Microscopic foreign body contamination, in the form of particulate or fibers, can adhere to stents, balloons, wires, gloves and other medical instruments during cleaning, handling and wiping of equipment with cotton based products such as gauze, telfa pads, surgical towels and lap sponges.
This contamination, inadvertently transferred to the patient by the medical device or instrument, can cause foreign body reactions, such as granulomas, necrosis, arteritis or embolization resulting in arterial occlusion, infarct, stroke, phlebitis, kidney failure, seizures, misdiagnosed carcinomas and death.
Additionally, disposable gauze sponges used intra-operatively in body cavities during surgery can leave behind cellulose-based contaminates. Cellulose is not digested by tissue macrophages; therefore, a cascade of inflammatory reactions occurs forming foreign body granulomas and significantly contribute to post-operative complications such as adhesions or infections.
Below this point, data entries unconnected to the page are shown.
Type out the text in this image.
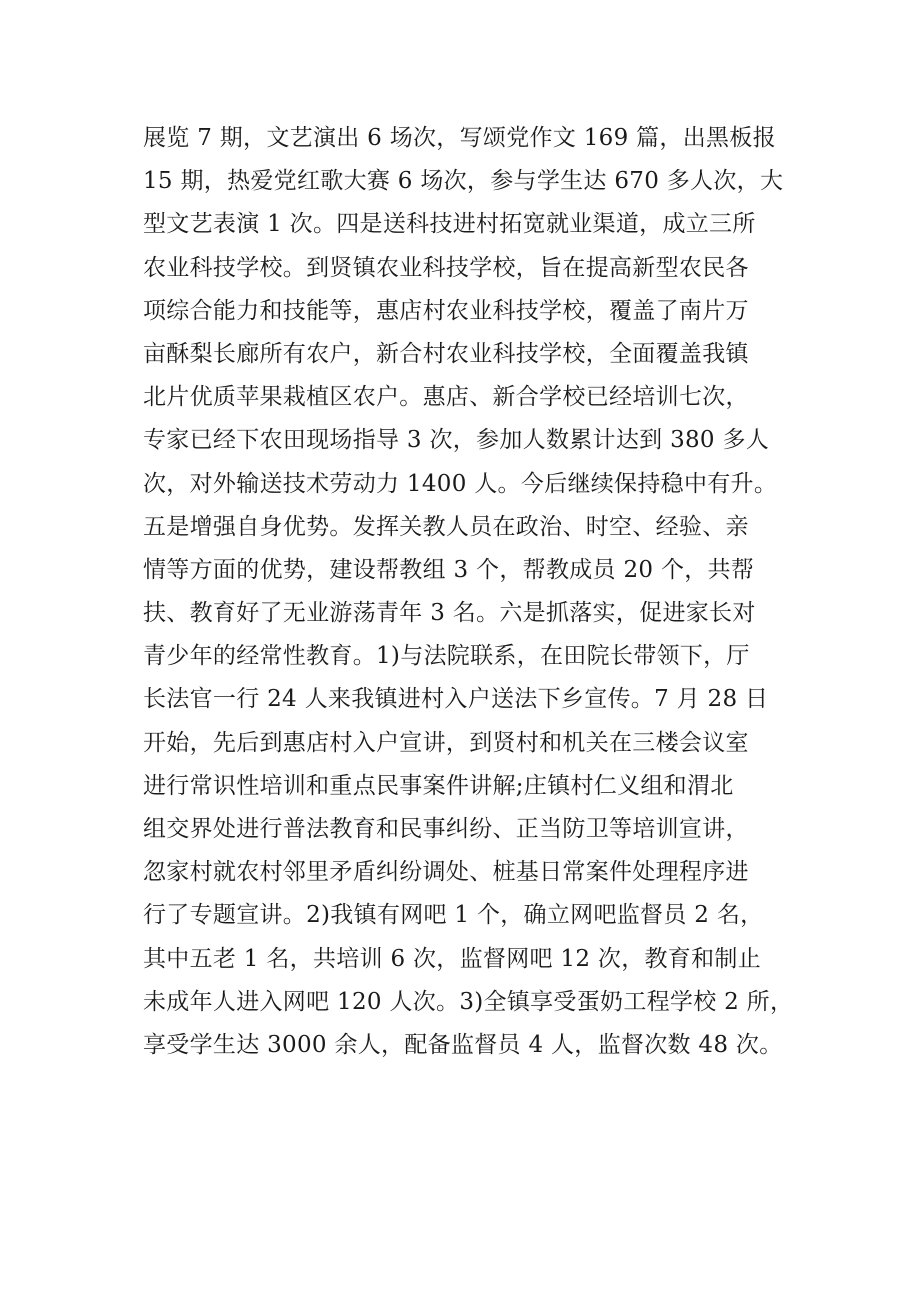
展览 7 期，文艺演出 6 场次，写颂党作文 169 篇，出黑板报
15 期，热爱党红歌大赛 6 场次，参与学生达 670 多人次，大
型文艺表演 1 次。四是送科技进村拓宽就业渠道，成立三所
农业科技学校。到贤镇农业科技学校，旨在提高新型农民各
项综合能力和技能等，惠店村农业科技学校，覆盖了南片万
亩酥梨长廊所有农户，新合村农业科技学校，全面覆盖我镇
北片优质苹果栽植区农户。惠店、新合学校已经培训七次，
专家已经下农田现场指导 3 次，参加人数累计达到 380 多人
次，对外输送技术劳动力 1400 人。今后继续保持稳中有升。
五是增强自身优势。发挥关教人员在政治、时空、经验、亲
情等方面的优势，建设帮教组 3 个，帮教成员 20 个，共帮
扶、教育好了无业游荡青年 3 名。六是抓落实，促进家长对
青少年的经常性教育。1)与法院联系，在田院长带领下，厅
长法官一行 24 人来我镇进村入户送法下乡宣传。7 月 28 日
开始，先后到惠店村入户宣讲，到贤村和机关在三楼会议室
进行常识性培训和重点民事案件讲解;庄镇村仁义组和渭北
组交界处进行普法教育和民事纠纷、正当防卫等培训宣讲，
忽家村就农村邻里矛盾纠纷调处、桩基日常案件处理程序进
行了专题宣讲。2)我镇有网吧 1 个，确立网吧监督员 2 名，
其中五老 1 名，共培训 6 次，监督网吧 12 次，教育和制止
未成年人进入网吧 120 人次。3)全镇享受蛋奶工程学校 2 所，
享受学生达 3000 余人，配备监督员 4 人，监督次数 48 次。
Many medical devices, particularly implants and intravascular devices are manufactured to strict requirements concerning cleanliness, particulate and fiber content, however, once the sterile medical devices are opened for a procedure, they become exposed to a number of foreign bodies and contaminating elements, primarily cotton based products previously described.
Essentially, the cleanliness, particulate and fiber requirements the device was manufactured to no longer benefits the patient when the device is subjected to the elements in the operating room or the interventional lab. Therefore, it is imperative, that the operator and support staff keep the sterile medical devices and instruments as clean as possible prior to every insertion into a patient’s body.